ククレ

ある男のククレのネタバレレビュー・内容・結末

ある男(2022年製作の映画)
3.0

このレビューはネタバレを含みます

昨年の日本アカデミー賞をたくさん受賞してたから期待してた。でも、ちょっと物足りなかったなぁ。途中までは引き込まれたんやけど、もっと踏み込んでほしかった、というか…。
どうしても邦画の名作「砂の器」を思い出してしまった。比べてしまうのはいけないけど…
なんかいろいろと中途半端に感じたわ。

以下はネタバレ…。








先日観た邦画も「他人の戸籍で別人になる」というストーリーやった。最近流行ってるんかな?窪田正孝がとても上手くて、死刑囚の父親のせいで苦しんだ辛い過去を捨てて、もがきながら生きている哀しみが伝わってきた。

でも、2回の「戸籍交換」をしたのに、彼だけを掘り下げて描いていたのはアカンなあ。今作は「戸籍乗っ取り」ではなく「交換」なんやから、双方の人生を見せてほしかった。
仲野太賀演じる「谷口」は、老舗温泉の兄貴がいけ好かない奴だからいろんな葛藤があったはず。

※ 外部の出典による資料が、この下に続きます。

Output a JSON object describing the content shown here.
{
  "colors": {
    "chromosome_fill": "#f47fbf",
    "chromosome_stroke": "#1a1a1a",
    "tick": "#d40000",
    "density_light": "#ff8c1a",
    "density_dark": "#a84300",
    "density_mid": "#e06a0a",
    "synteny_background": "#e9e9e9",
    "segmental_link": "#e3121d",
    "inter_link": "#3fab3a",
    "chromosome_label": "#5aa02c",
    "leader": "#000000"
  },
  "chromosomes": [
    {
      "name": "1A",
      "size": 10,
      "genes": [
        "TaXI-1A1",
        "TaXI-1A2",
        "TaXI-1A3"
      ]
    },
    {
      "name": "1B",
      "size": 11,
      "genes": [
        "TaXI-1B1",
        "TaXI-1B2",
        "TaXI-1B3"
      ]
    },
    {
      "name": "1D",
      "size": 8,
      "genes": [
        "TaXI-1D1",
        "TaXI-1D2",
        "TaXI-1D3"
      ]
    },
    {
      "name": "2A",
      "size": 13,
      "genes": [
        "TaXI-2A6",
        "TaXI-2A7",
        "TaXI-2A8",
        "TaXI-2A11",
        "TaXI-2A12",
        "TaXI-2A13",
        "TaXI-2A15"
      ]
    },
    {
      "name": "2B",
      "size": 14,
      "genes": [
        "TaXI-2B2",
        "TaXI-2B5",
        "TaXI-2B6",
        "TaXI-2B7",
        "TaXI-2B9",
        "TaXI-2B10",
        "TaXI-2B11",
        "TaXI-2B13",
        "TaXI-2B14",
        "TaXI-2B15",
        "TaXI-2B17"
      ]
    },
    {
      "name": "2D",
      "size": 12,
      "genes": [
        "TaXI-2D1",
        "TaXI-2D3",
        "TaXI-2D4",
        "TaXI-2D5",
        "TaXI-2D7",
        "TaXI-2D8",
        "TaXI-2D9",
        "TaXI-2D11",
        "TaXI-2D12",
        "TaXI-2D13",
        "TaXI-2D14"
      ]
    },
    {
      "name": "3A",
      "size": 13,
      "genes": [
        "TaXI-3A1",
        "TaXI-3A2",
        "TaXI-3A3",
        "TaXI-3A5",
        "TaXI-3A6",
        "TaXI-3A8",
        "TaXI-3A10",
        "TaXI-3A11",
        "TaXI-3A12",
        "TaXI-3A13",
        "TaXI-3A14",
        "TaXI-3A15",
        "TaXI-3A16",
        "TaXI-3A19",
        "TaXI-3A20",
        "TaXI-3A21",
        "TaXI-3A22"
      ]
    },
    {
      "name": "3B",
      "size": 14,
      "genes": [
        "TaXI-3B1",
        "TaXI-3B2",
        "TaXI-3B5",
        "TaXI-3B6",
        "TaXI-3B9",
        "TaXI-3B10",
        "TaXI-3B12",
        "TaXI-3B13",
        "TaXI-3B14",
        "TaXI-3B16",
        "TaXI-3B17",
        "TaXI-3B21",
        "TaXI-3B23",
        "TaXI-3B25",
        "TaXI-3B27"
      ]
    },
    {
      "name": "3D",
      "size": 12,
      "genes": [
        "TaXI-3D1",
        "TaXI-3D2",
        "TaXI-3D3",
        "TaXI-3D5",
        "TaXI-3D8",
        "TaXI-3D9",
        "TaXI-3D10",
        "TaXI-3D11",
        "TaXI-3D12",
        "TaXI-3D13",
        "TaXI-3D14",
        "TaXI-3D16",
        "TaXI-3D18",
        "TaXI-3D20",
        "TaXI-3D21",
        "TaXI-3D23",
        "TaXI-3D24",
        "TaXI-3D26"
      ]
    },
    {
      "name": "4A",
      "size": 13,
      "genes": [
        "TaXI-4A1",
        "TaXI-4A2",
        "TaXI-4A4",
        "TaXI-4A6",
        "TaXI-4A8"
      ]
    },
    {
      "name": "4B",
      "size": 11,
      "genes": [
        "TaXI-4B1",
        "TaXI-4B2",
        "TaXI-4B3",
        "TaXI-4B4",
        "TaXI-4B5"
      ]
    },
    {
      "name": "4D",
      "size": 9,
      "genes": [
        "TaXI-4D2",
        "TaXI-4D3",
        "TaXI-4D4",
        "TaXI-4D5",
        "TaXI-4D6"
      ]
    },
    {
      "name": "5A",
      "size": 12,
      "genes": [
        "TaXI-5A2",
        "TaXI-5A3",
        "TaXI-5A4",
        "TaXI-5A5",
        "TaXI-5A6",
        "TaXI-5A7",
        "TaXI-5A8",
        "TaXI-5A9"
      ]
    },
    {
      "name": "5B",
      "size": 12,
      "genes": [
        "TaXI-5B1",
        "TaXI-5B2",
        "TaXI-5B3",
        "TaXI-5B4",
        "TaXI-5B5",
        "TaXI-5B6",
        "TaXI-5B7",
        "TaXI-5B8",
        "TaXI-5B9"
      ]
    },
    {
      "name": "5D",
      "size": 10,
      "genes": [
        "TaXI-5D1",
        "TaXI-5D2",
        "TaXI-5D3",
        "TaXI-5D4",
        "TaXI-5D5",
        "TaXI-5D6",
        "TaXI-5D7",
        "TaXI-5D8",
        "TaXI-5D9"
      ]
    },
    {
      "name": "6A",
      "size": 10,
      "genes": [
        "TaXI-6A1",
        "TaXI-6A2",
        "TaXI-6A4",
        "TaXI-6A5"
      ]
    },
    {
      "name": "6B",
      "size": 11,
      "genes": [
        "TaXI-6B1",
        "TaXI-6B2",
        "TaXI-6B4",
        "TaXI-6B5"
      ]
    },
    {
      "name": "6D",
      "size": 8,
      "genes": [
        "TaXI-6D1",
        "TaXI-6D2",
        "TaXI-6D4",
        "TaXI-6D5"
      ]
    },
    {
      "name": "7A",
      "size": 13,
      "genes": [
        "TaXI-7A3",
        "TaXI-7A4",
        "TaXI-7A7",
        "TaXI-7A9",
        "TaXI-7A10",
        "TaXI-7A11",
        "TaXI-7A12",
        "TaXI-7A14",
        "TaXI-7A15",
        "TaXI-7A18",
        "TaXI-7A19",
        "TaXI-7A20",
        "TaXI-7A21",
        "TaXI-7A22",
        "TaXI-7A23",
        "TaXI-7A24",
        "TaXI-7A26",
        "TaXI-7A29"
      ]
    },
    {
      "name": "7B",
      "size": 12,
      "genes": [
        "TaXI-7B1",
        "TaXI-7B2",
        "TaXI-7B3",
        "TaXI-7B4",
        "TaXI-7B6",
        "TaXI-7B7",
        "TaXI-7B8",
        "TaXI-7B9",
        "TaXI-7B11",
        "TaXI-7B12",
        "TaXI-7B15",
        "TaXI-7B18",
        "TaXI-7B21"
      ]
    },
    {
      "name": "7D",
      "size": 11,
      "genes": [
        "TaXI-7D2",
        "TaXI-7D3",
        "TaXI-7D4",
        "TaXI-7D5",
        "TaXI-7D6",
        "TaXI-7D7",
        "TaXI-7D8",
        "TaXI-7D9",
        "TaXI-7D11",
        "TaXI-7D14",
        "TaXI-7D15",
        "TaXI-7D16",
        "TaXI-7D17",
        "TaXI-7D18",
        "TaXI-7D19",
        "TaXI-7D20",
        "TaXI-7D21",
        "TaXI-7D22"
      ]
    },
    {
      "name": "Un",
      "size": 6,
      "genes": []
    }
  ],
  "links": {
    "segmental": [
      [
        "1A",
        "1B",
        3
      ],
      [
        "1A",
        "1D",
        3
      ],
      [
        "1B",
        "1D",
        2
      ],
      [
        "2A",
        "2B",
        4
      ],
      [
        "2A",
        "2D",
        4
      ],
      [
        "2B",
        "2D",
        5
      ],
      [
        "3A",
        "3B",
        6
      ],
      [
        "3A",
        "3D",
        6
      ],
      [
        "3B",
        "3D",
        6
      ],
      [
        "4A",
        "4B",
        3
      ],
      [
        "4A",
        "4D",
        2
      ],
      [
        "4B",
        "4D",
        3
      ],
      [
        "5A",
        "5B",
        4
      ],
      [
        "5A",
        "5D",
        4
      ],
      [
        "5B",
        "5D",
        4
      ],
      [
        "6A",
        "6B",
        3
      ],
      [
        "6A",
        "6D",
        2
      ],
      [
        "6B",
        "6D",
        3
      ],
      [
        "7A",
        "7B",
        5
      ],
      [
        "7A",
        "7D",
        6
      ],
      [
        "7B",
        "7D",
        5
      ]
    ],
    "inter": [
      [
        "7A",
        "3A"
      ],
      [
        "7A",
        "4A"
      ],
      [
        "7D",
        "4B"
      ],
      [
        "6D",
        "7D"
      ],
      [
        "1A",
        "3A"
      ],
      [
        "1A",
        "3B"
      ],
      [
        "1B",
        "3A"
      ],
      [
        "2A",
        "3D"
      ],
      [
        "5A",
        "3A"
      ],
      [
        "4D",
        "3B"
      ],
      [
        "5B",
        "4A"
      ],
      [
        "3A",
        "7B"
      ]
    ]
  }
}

元カノとの関係性も興味深かったから、「なぜ失踪したのか、どんな生活をしてきたのか」を知りたかったわ。喫茶店のシーンでセリフもなく終わることが残念やった。
もう一人の「曾根崎」なんて名前しか出てへんやん。原作通りにするなら必要なのかもしれへんけど、どんな人か全く触れないならいっそのこと端折ってもよかったのでは?

でも、弁護士の城戸のことは掘り下げるんやね。「在日」である自身のアイデンティティに悩んでるけど描写が浅いなぁ。小見浦に「在日みたいな顔」って言われたり、ヘイトスピーチのニュース映像見たり…中途半端やわ。ラストで奥さんが浮気してることがわかり、バーで知らん人と喋るとき、「子どもは4歳と13歳」とか言うてて、明らかに「別人」になりたがってる。あの意味深なマグリットの絵も相まって何とも言えない怪しい感じで終わるけど…そこはどーでもええわ。

誰しも、自身の境遇に嫌気が差して「全くの別人に代わってしまいたい」という気持ちになることはある。でも、実際に「戸籍交換」までして「人生丸ごと」変えてしまうというのは、並大抵の「絶望」ではないはず…。城戸が「彼らに感化されて悶々としました」と言われても、「同列にすんなよ」と思ってしまった。そんなエンディングよりも、「谷口」のその後の人生を見たかったなぁ…。